Regulators reaffirm secrecy of Millstone data
Waterford — Regulators on Tuesday reaffirmed they would keep secret the confidential Millstone Power Station financial data turned over by plant owner Dominion, which claims state energy market reforms are needed to keep the facility operational.
The Department of Energy and Environmental Protection and the Public Utilities Regulatory Authority said Dominion's recently released redacted documents — including several blacked-out tables of Millstone's financial outlook — constitute "financially sensitive data and calculations relating to cost and revenue projections" that are exempt from public disclosure.
Dominion hopes regulators will open the state's bidding process so Millstone can sell electricity to the state in competition with renewable energy.
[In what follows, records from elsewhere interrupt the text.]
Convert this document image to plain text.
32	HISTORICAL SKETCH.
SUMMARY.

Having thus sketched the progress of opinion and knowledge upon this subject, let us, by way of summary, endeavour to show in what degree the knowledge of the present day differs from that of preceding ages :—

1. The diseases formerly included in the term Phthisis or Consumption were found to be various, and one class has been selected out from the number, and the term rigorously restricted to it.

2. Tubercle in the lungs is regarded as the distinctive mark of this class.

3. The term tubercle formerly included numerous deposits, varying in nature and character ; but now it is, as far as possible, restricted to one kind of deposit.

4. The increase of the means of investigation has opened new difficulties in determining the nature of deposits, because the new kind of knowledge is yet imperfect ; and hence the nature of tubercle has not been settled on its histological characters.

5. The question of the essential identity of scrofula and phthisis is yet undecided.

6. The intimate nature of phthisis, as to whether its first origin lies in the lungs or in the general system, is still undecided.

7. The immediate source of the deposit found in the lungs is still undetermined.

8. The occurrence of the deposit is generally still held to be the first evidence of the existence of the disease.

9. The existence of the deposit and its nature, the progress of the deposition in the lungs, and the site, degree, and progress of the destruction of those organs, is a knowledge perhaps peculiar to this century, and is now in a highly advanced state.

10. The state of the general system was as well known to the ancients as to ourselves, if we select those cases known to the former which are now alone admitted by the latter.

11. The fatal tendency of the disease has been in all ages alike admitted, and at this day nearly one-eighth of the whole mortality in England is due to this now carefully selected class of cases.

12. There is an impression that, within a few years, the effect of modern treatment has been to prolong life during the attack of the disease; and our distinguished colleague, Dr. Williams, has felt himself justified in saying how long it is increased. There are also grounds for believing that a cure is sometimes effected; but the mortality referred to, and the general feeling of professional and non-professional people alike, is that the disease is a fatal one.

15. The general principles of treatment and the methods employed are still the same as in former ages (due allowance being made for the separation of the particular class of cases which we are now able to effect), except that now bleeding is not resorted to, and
The push comes in the wake of high operational costs and competition from cheap natural gas, which have led some U.S. energy companies to shutter nuclear plants or consider premature closures.
DEEP and PURA are reviewing Millstone's economic viability and will produce a report with energy market recommendations on Feb. 1. So far, the agencies have said Millstone will remain profitable for years, but Dominion argues regulators fail to account for the plant's higher-than-normal operating costs.
On Tuesday, DEEP and PURA also said a December motion from Dominion competitor NRG was moot; NRG had sought to narrow what it described as an overly broad protective order that sealed documents previously shared with regulators in late November.
NRG called on Dominion to publicize titles on confidential documents, and suggested regulators should require Dominion to release public redacted versions.
To "set the record straight," according to Millstone spokesman Ken Holt, Dominion last week released redacted versions of a PowerPoint presentation highlighting expenses and revenue projections for Millstone.
"There was a lot of misinformation being spread about Dominion Energy not sharing information with DEEP and PURA," Holt said. "We wanted to eliminate that perception ... and show the very specific information that we shared to help DEEP and PURA make their decision."
But David Gaier, an NRG spokesman, argued Tuesday that "even a casual observer can see that, redacted or not, Dominion submitted only unaudited and extremely superficial information in the form of a PowerPoint presentation."
NRG is one of several power companies and distributors pushing against market reforms desired by Dominion, arguing Millstone will remain profitable without state support.
But a host of state and local officials strongly back Millstone, saying the plant provides massive economic benefits while reliably providing electricity without the level of carbon emissions released by other sources.